The impact of fermentation on ACE‐inhibitory potential of protein hydrolysates obtained from lupin, quinoa and wheat flours using B. animalis was also not significantly different from the control sample. However, the hydrolysates obtained from the same samples using B. breve and B. longum showed significantly higher potency when compared to the control sample. ³⁴ Contrary to this, germination of some selected legumes (chickpea, soybean, red lentil, mung bean, and kidney bean) at 30°C resulted in significantly improved ACE inhibition potential except in red lentil. Specifically, germination produced 72%, 99%, 225%, and 126% increases in ACE inhibition for chickpea, soybeans, mung bean, and kidney bean, respectively while red lentil had 25% reduction when compared to the non‐germinated samples. ⁵⁹ The importance of optimizing pretreatment/preprocessing conditions could also be noted from the study since each legume showed different ACE inhibition as the germination temperature changed. In this regard, as the grains were germinated at higher temperature (40°C), further 30% increase was obtained for chickpea and soybeans, respectively, 62% for red lentil while mung bean and kidney bean had 63% and 25% reduction, respectively over what was obtained at 30°C. Though all the grains had increased degree of hydrolysis at 40°C except kidney bean this reflected accordingly in their ACE inhibitory potential. However, mung bean with the highest degree of hydrolysis (at 40°C) had reduced ACE inhibition. This may confirm an earlier observation, though on renin, that the nature of protein and the position of the amino acid are more important than the size of the peptide.

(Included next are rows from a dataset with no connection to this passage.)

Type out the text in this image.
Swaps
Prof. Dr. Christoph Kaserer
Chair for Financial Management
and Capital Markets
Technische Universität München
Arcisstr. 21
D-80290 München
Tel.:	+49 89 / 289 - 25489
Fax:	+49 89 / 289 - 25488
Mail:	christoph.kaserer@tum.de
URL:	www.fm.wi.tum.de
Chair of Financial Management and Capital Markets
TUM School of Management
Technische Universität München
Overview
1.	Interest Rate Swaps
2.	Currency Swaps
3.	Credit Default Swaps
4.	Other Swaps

Similarly, all protein (albumin, globulin 7S, globulin 11S, prolamin, and glutelin) hydrolysates obtained from millet grains subjected to 65 and 100°C heat treatment showed improved ACE inhibition when compared to the control sample and the hydrolysates from 65°C preheated grains showed overall higher potency. ⁹¹ Though the degree of hydrolysis among the samples was relatively comparable, the in vitro potential bioavailability of the peptides for the 65°C treated sample was higher than others and this may be responsible for the overall improved ACE activity. Potent ACE‐inhibitory peptides were also obtained from pigeon pea. The pea hydrolyzed with pepsin, pancreatin, and pepsin‐pancreatin produced hydrolysates with over 70% inhibition against ACE. Evaluation of the blood pressure lowering potential of the pea peptides in spontaneously hypertensive rats showed that while the pepsin‐derived hydrolysate offered a quicker reduction in blood pressure within 2 h of administration, the pepsin‐pancreatin‐derived hydrolysate showed the best overall blood pressure reduction for the 24 h post‐administration period. ¹⁸ The authors attributed the fast action of the pepsin‐derived hydrolysate to the fact that the protein had been predigested by the same enzyme (pepsin) which is involved in gastro‐intestinal digestion of proteins and therefore needed no further digestion in the intestine of the rat, hence the rapid action. Furthermore, the amino acid profile reported in the study showed that while the pepsin hydrolysates had higher hydrophobic amino acid content, the pepsin‐pancreatin hydrolysate was slightly higher in aromatic amino acids, specifically in tryptophan content and this may be responsible for the observed trend.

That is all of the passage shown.